We're tracking them so we had to very quickly move away from the fact that we're not tracking you. This is a health and safety initiative, this is about keeping you safe.

"Driving is 30 per cent, give or take, on average of an engineer's day of what we do," said Alistair Dobson, speaking at a recent Field Service News Think Tank session. Whirlpool's Service Operations Director explained that his fleet typically travel very short distances between customers in a designated local area, a routine common for the majority of service engineers where time is spent more on residential streets rather than high-speed motorways or roadways.

Alistair and his team took the decision to integrate telematics into their fleet strategy six years ago. It was a decision met with some resistance. "We invested in telematics which was a huge step and one viewed negatively viewed by the engineers," he recalls. "We're tracking them so we had to very quickly move away from the fact that we're not tracking you. This is a health and safety initiative, this is about keeping you safe."

Outlining the Benefits to Your Field Service Engineers

The moral and ethical questions around tracking technology are part of its implementation however, framing the technology as a safety initiative, one that is in place to protect drivers rather than a spy on them. This approach can help sell the technology to cynical engineers.

"It goes back to trust," Alistair continues, explaining how fragile the relationship between engineer and manager can be. "I'm not putting these cameras on your vans to watch and monitor you. I'm doing it to help keep you safe.

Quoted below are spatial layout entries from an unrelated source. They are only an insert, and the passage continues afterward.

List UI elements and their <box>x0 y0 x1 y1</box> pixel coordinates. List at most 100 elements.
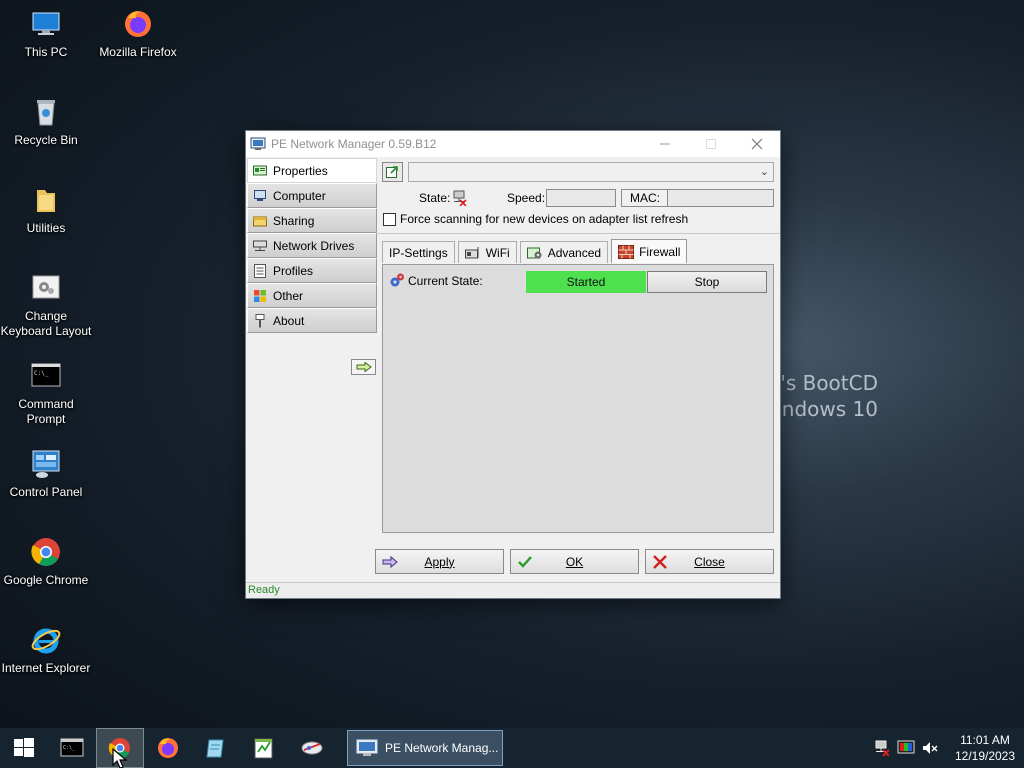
nav-item-label: Computer <box>273 188 326 203</box>
speed-label: Speed: <box>507 191 546 205</box>
apply-button[interactable]: Apply <box>375 549 504 574</box>
state-label: State: <box>419 191 451 205</box>
adapter-dropdown[interactable]: ⌄ <box>408 162 774 182</box>
desktop-icon-label: Utilities <box>26 221 66 235</box>
folder-share-icon <box>253 216 267 226</box>
close-icon <box>751 138 763 150</box>
network-disconnected-icon <box>453 190 467 206</box>
export-arrow-icon <box>385 166 398 178</box>
volume-muted-icon[interactable] <box>921 739 939 757</box>
nav-item-computer[interactable]: Computer <box>247 183 377 208</box>
close-button-label: Close <box>694 554 725 569</box>
desktop-icon-chrome[interactable]: Google Chrome <box>0 536 92 588</box>
chrome-icon <box>31 538 60 566</box>
taskbar-editor[interactable] <box>240 728 288 768</box>
taskbar-command-prompt[interactable]: C:\_ <box>48 728 96 768</box>
nav-item-network-drives[interactable]: Network Drives <box>247 233 377 258</box>
tab-advanced[interactable]: Advanced <box>519 241 609 263</box>
nav-item-profiles[interactable]: Profiles <box>247 258 377 283</box>
status-bar: Ready <box>246 582 780 598</box>
tab-ip-settings[interactable]: IP-Settings <box>382 241 455 263</box>
desktop-icon-control-panel[interactable]: Control Panel <box>0 448 92 500</box>
desktop-icon-command-prompt[interactable]: C:\_ Command Prompt <box>0 360 92 427</box>
desktop-icon-this-pc[interactable]: This PC <box>0 8 92 60</box>
desktop-icon-label: Google Chrome <box>3 573 89 587</box>
force-scan-label: Force scanning for new devices on adapte… <box>400 212 689 226</box>
firefox-icon <box>125 11 151 37</box>
nav-item-properties[interactable]: Properties <box>247 158 377 183</box>
wifi-card-icon <box>464 246 479 258</box>
current-state-label: Current State: <box>408 274 483 288</box>
recycle-bin-icon <box>37 100 55 126</box>
adapter-refresh-button[interactable] <box>382 162 403 182</box>
start-button[interactable] <box>0 728 48 768</box>
close-icon <box>653 554 667 569</box>
maximize-button[interactable] <box>688 131 734 157</box>
taskbar-task-label: PE Network Manag... <box>385 741 499 755</box>
nav-item-label: Network Drives <box>273 238 355 253</box>
force-scan-checkbox-row[interactable]: Force scanning for new devices on adapte… <box>383 212 688 226</box>
desktop-icon-label: Control Panel <box>9 485 83 499</box>
desktop-icon-keyboard-layout[interactable]: Change Keyboard Layout <box>0 272 92 339</box>
firewall-stop-button[interactable]: Stop <box>647 271 767 293</box>
firewall-tab-page: Current State: Started Stop <box>382 264 774 533</box>
desktop-icon-utilities[interactable]: Utilities <box>0 184 92 236</box>
tab-wifi[interactable]: WiFi <box>457 241 517 263</box>
close-button[interactable]: Close <box>645 549 774 574</box>
desktop-icon-recycle-bin[interactable]: Recycle Bin <box>0 96 92 148</box>
svg-text:C:\_: C:\_ <box>34 370 49 377</box>
network-card-icon <box>253 165 267 175</box>
mac-field: MAC: <box>621 189 774 207</box>
title-bar[interactable]: PE Network Manager 0.59.B12 <box>246 131 780 157</box>
computer-icon <box>254 189 266 201</box>
firewall-icon <box>618 244 635 259</box>
desktop-icon-label: Internet Explorer <box>1 661 91 675</box>
checkmark-icon <box>518 555 532 568</box>
desktop-icon-firefox[interactable]: Mozilla Firefox <box>92 8 184 60</box>
clock[interactable]: 11:01 AM 12/19/2023 <box>946 732 1024 764</box>
network-disconnected-icon[interactable] <box>873 739 891 757</box>
apply-button-label: Apply <box>424 554 455 569</box>
nav-item-label: Profiles <box>273 263 314 278</box>
tab-label: Advanced <box>547 245 602 260</box>
command-prompt-icon: C:\_ <box>60 738 84 757</box>
desktop-icon-internet-explorer[interactable]: Internet Explorer <box>0 624 92 676</box>
mouse-pointer-icon <box>112 748 128 768</box>
tab-strip: IP-Settings WiFi Advanced Firewall <box>382 239 690 263</box>
network-manager-app-icon <box>356 739 378 756</box>
nav-item-label: Properties <box>273 163 328 178</box>
nav-item-label: About <box>273 313 305 328</box>
minimize-icon <box>660 143 670 145</box>
taskbar-task-pe-network-manager[interactable]: PE Network Manag... <box>347 730 503 766</box>
minimize-button[interactable] <box>642 131 688 157</box>
nav-item-sharing[interactable]: Sharing <box>247 208 377 233</box>
ok-button[interactable]: OK <box>510 549 639 574</box>
about-icon <box>255 313 265 327</box>
display-settings-icon[interactable] <box>897 739 915 757</box>
window-title: PE Network Manager 0.59.B12 <box>271 137 437 151</box>
edit-document-icon <box>254 738 273 759</box>
collapse-nav-button[interactable] <box>351 359 376 375</box>
nav-item-other[interactable]: Other <box>247 283 377 308</box>
nav-item-about[interactable]: About <box>247 308 377 333</box>
tab-label: WiFi <box>485 245 510 260</box>
mac-label: MAC: <box>622 190 668 206</box>
nav-item-label: Other <box>273 288 304 303</box>
force-scan-checkbox[interactable] <box>383 212 396 226</box>
close-window-button[interactable] <box>734 131 780 157</box>
network-manager-app-icon <box>250 137 266 150</box>
taskbar-notepad[interactable] <box>192 728 240 768</box>
tab-firewall[interactable]: Firewall <box>611 239 688 263</box>
windows-logo-icon <box>254 289 266 302</box>
pe-network-manager-window: PE Network Manager 0.59.B12 Properties C… <box>245 130 781 599</box>
clock-date: 12/19/2023 <box>954 749 1016 763</box>
network-tool-icon <box>301 741 323 755</box>
ok-button-label: OK <box>565 554 584 569</box>
maximize-icon <box>706 139 716 149</box>
taskbar-firefox[interactable] <box>144 728 192 768</box>
taskbar: C:\_ PE Network Manag... 11:01 AM 12/19/… <box>0 728 1024 768</box>
gears-icon <box>390 273 404 287</box>
taskbar-network-tool[interactable] <box>288 728 336 768</box>
desktop-icon-label: Mozilla Firefox <box>99 45 177 59</box>
internet-explorer-icon <box>31 628 61 654</box>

"Because if you're talking about culture and trust and you do things that destroy that trust, like, 'I'm going to be watching you every single day and I'm going to have someone in an office watching you on a screen,' then you quickly erode that trust."

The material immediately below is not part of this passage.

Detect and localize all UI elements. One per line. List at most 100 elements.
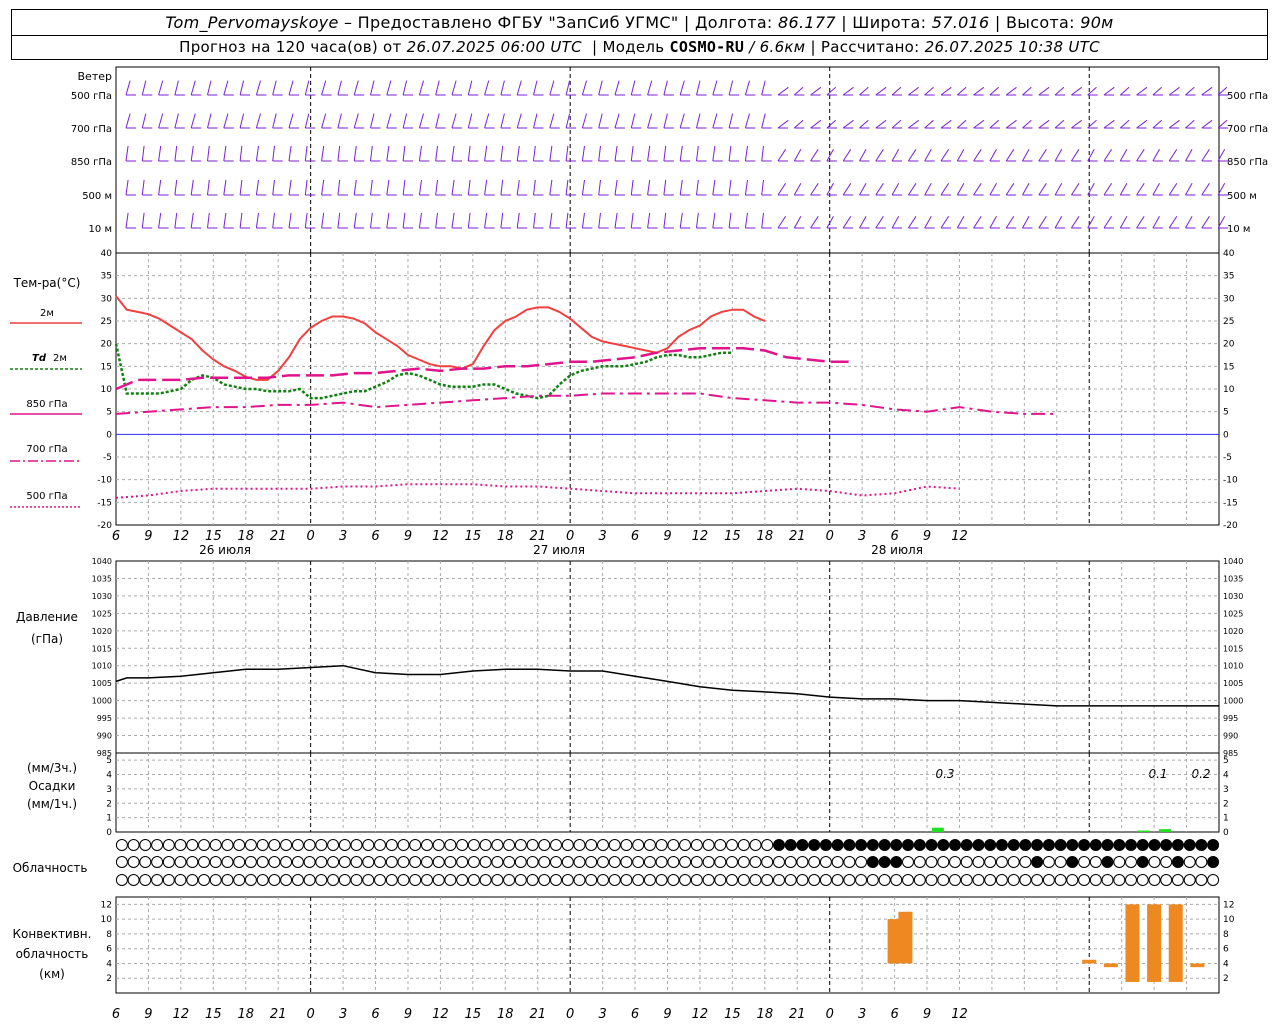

One element of manifesting trust, Alistair explains, was being transparent with his own driving habits. He had the technology fitted to his own car and shared his own scores in a weekly email to the workforce.

"If I'm asking my engineers to do something why should I not be prepared to do it myself? What have I got to hide?"

Engineers were encouraged to 'Challenge Alistair', to try and beat his own table-leading metrics from driving safely. A combination of friendly competition and setting a tangible example helped cement the trust further. "I was driving very slowly because I've got an example to set. Leading by example becomes a key thing. If I'm going to ask the engineers to have it fitted then I should also have it fitted. If I'm asking my engineers to do something why should I not be prepared to do it myself? What have I got to hide?

"We're running a very consistent programme and we haven't changed it after six years. The methodology hasn't changed, we still need to go out and repair things in an economical way."

As we look into the next 12 months, one that is inevitably going to be affected by Covid-19 then communication between management and team will become more important.

Fleet management and the deployment of drivers as the lockdown lifts stringent will require a new approach in bringing the system back up to speed and engineers will be expecting clear, concise and controlled instruction.

It may require another shift in culture, another period of operating slightly differently to what's gone before yet what's important is consistency.

"And it's that consistency that creates that culture," Alistair explains. "So, when you talk about culture change, if you can gain that respect it means I can do something from my level down which drives the culture and behaviour."

We're operating in a Covid-19 affected world right not and it's a challenging time for everyone that offers little certainty. When I write next year's article for the Handy Little Book, I look forward to speaking to Alistair again to see how he drove that culture change in fleet management in such difficult times and ultimately thrived.